Dieser Roman ist Band neun in der Reihe um Chief Inspector Simon Serailler, der im fiktiven englischen Ort Lafferton Verbrechen aufklärt. Die Serie hat ein paar ganz unterhaltsame und auch spannende Krimis hervorgebracht, doch jetzt ist der Autorin offenbar die Luft ausgegangen. Ihr letztes Machwerk ist dann auch nur mehr für echte Hardcore-Fans geeignet, die es einfach nicht lassen können.

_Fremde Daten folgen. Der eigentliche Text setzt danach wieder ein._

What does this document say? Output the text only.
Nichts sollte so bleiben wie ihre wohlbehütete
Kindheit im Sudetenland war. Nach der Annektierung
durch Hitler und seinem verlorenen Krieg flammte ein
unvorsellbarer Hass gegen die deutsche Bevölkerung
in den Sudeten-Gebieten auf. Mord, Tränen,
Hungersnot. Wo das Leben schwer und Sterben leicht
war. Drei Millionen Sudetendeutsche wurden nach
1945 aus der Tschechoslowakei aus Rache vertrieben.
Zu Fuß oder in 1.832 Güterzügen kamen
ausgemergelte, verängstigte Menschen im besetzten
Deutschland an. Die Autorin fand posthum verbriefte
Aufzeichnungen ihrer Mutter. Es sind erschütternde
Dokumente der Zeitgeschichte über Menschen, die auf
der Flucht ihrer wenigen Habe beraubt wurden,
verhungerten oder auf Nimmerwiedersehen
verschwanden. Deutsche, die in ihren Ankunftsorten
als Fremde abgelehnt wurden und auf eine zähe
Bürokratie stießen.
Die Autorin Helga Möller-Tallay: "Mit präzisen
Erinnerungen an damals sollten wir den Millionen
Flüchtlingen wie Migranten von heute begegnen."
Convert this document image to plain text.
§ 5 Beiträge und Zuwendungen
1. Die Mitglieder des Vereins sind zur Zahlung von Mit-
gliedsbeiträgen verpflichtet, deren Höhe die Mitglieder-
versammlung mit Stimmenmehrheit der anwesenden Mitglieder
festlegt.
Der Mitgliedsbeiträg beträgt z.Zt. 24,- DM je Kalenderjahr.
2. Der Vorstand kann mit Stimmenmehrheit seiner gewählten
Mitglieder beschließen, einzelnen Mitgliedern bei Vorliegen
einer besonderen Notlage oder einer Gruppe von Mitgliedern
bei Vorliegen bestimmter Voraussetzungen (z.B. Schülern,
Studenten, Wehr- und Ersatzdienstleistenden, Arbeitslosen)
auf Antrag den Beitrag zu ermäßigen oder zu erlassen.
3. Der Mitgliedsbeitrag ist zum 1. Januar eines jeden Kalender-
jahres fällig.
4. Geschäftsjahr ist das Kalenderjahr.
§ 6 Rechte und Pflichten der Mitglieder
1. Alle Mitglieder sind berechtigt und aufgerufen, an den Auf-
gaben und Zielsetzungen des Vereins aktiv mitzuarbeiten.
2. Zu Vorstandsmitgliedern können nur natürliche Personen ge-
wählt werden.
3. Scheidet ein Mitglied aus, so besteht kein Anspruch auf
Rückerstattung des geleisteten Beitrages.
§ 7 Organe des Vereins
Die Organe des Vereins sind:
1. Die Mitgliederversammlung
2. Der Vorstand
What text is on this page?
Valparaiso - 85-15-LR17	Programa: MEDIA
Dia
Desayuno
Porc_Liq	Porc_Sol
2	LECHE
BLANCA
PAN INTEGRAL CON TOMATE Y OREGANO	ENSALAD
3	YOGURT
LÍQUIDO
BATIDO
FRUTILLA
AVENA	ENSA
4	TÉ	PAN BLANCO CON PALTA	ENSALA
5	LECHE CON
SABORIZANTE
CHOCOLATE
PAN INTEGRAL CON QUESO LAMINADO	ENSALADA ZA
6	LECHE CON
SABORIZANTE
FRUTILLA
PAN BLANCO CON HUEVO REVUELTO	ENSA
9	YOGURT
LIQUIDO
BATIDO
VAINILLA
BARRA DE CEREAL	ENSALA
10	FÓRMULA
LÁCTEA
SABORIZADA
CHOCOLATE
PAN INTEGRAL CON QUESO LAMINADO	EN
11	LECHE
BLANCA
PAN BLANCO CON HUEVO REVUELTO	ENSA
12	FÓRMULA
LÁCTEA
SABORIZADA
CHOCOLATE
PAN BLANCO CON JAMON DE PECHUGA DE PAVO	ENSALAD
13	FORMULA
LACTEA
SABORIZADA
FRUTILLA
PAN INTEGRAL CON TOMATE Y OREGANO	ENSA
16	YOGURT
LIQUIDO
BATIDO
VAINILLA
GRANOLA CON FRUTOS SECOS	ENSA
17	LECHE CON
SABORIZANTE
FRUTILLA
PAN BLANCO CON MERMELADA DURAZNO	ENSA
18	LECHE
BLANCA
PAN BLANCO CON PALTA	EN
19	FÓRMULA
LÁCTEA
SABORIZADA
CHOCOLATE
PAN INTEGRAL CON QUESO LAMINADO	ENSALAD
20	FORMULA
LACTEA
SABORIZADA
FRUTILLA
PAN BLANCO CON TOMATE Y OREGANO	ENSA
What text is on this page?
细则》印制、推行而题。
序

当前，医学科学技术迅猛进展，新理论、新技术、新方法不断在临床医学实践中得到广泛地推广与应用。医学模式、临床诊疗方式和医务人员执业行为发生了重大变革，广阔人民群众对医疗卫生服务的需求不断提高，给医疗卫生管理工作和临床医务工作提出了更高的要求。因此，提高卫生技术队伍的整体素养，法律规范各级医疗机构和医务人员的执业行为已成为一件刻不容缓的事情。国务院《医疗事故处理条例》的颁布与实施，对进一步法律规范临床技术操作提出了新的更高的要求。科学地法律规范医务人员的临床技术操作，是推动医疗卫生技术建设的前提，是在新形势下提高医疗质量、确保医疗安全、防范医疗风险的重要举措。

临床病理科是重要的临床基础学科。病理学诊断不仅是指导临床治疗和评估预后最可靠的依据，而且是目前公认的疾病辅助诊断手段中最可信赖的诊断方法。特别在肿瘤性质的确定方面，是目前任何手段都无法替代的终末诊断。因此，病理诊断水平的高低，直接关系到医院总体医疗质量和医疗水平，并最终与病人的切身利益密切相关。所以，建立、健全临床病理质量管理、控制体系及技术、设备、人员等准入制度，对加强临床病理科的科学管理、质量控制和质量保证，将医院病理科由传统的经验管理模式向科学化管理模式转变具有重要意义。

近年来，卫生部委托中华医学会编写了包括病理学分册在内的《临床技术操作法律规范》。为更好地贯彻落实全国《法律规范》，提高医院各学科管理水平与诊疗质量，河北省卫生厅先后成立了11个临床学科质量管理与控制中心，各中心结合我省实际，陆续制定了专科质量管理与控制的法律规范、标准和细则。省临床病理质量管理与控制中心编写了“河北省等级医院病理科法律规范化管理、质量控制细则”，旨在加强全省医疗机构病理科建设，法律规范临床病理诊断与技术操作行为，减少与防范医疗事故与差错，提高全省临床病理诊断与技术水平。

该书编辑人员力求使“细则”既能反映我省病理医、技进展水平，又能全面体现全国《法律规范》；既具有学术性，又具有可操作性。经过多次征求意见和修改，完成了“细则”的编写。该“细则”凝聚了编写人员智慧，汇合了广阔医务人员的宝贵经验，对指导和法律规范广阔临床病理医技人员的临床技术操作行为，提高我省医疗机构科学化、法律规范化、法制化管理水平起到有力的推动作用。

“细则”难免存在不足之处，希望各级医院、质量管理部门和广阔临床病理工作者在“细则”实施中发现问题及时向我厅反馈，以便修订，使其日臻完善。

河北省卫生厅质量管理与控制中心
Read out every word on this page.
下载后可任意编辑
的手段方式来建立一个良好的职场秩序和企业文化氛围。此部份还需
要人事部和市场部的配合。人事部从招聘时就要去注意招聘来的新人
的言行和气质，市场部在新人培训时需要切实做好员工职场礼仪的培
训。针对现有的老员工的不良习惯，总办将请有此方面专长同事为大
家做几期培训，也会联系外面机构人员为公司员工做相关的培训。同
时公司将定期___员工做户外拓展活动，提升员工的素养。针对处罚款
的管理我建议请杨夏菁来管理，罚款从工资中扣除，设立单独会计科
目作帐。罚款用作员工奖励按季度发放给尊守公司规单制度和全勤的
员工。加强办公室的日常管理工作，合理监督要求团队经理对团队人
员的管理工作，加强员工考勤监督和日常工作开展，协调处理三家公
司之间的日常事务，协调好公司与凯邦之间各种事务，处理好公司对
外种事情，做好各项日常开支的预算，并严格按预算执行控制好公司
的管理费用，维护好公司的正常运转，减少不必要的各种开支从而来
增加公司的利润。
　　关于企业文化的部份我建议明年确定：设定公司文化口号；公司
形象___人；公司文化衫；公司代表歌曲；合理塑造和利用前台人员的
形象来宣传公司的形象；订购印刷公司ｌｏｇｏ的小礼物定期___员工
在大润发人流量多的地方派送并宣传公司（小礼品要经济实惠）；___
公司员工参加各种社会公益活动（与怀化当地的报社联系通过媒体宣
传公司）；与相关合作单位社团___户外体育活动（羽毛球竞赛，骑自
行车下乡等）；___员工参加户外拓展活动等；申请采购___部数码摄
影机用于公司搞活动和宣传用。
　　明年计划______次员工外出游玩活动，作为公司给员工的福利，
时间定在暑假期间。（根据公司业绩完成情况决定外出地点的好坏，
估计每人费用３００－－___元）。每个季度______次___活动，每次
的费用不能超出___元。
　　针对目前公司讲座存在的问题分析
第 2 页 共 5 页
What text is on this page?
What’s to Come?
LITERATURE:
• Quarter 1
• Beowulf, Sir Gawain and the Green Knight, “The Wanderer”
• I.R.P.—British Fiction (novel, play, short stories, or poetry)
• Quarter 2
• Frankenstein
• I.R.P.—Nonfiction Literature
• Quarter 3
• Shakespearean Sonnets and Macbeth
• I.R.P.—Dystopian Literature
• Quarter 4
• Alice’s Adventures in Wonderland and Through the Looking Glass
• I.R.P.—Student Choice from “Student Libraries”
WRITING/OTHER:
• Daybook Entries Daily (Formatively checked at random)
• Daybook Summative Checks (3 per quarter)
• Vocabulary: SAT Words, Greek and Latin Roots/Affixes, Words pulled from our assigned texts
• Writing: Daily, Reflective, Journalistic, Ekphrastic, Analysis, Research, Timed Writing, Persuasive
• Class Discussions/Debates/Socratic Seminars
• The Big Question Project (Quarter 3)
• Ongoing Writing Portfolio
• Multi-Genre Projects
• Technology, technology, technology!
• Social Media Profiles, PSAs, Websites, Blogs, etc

„The Comforts of Home“ geht dort weiter, wo der Vorgänger aufgehört hat: Ein schlimmer Überfall hat Serailler schwer verletzt, er erholt sich im Krankenhaus und erlebt infolge seiner Verletzung eine schwere Lebens- und Sinnkrise. Von da an zieht sich der Roman wie Kaugummi. Man tummelt sich im gemütlichen, selbstzufriedenen englischen Mittelschichtsambiente zwischen Schinkensandwiches und Schampus, redet sich die Vorzüge von privaten Krankenversicherungen schön, singt im Kirchenchor oder nimmt sich eine Auszeit auf dem zweiten Wohnsitz in Frankreich. Hatte ich schon erwähnt, wie köstlich Linguini mit Krabben schmecken? Ach ja, und irgendwo dazwischen geschieht auch ein Verbrechen, das wird allerdings hurtig aufgeklärt. Alles wieder gut. Wo waren wir stehengeblieben? Also, dieser Rosé…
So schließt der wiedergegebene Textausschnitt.